Traffic = df[df['reason']=='Traffic']
byDate1 = Traffic.groupby('Date').count()
byDate1['Date'] = byDate.index
EMS = df[df['reason']=='EMS']
byDate2 = EMS.groupby('Date').count()
byDate2['Date'] = byDate.index
Fire = df[df['reason']=='Fire']
byDate3 = Fire.groupby('Date').count()
byDate3['Date'] = byDate.index
For Traffic
byDate1.plot.line(x='Date',y='title')
plt.title('Traffic')
For EMS
byDate2.plot.line(x='Date',y='title')
plt.title('EMS')
For Fire
byDate3.plot.line(x='Date',y='title')
plt.title('Fire')
df[['Hour','Week']].unstack(level=0)
dayHour = df.groupby(by=['Week','Hour']).count()['reason'].unstack()

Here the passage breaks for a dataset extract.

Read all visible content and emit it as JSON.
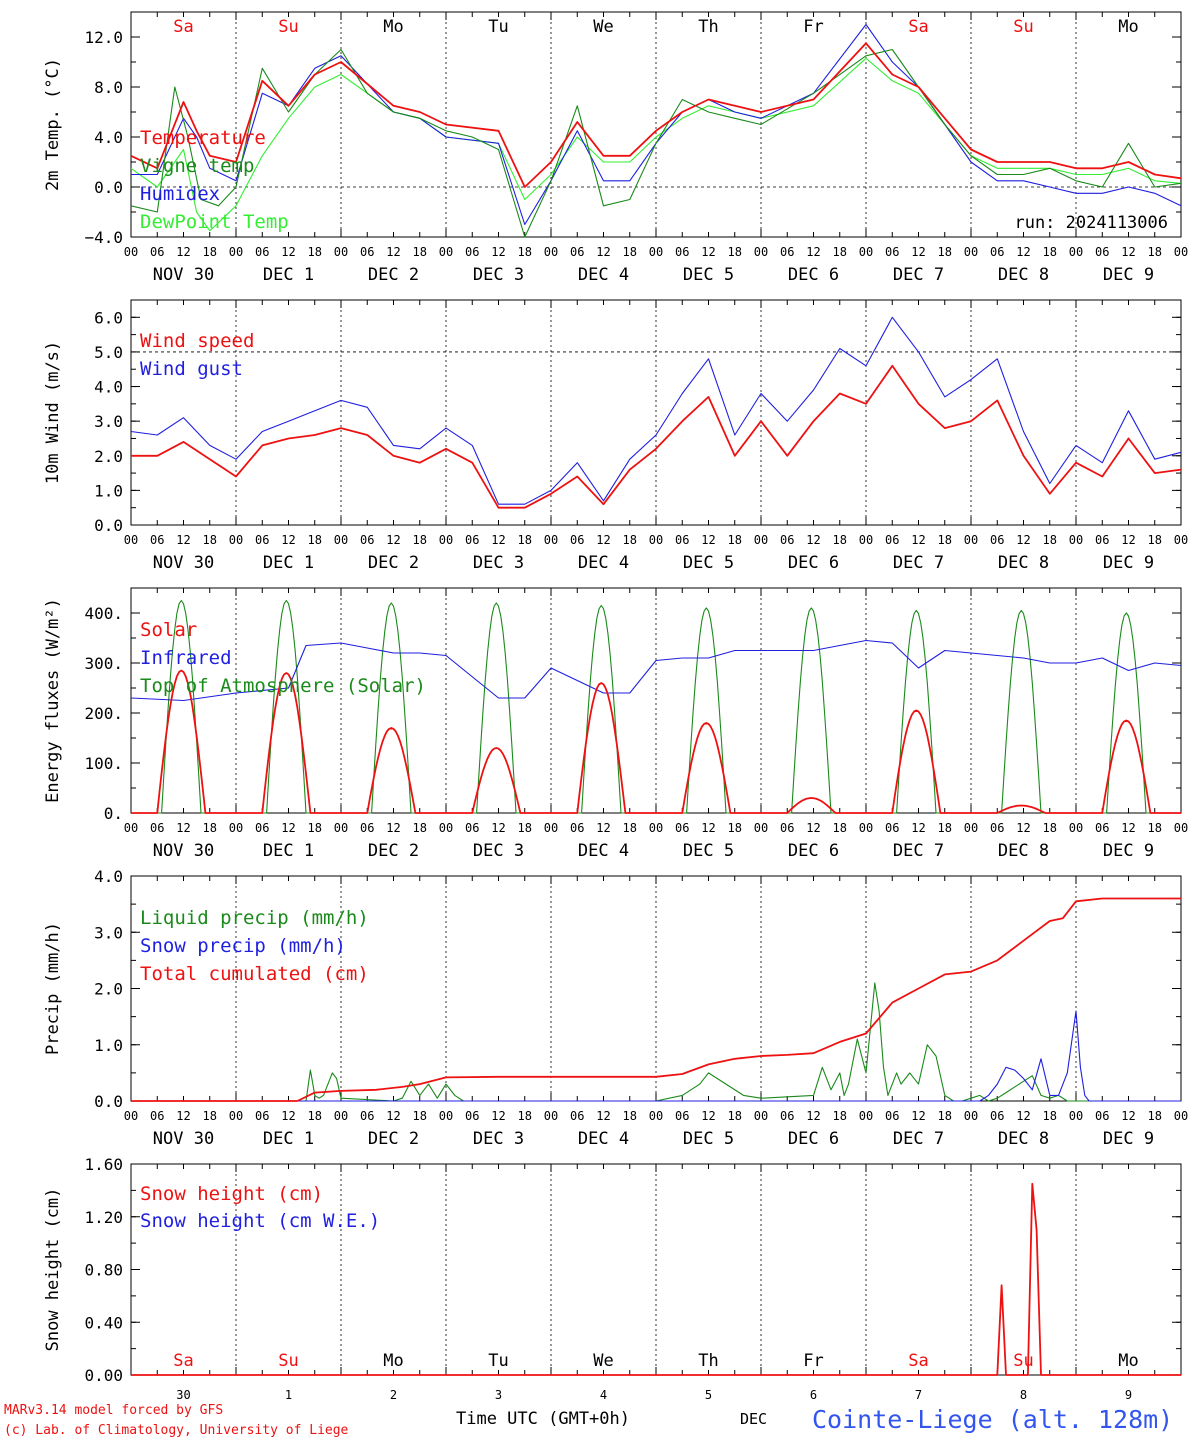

Finally, I want to find out in what time of a day will have a larger number of 911 calls. I create two heatmaps to show the level, brighter color means more calls.
This graph shows the number of 911 calls in hours based on different days of week.
plt.figure(figsize=(10,6))
sns.heatmap(dayHour,linecolor='white',linewidths=1,cmap='magma')
This graph shows the number of 911 calls in hours based on different months
dayMonth = df.groupby(by=['Month','Hour']).count()['reason'].unstack()
plt.figure(figsize=(10,6))
sns.heatmap(dayMonth, linecolor='white',linewidths=1,cmap='magma')
Obviously, there are much more calls happening during daytime rather than at midnight or early in the morning.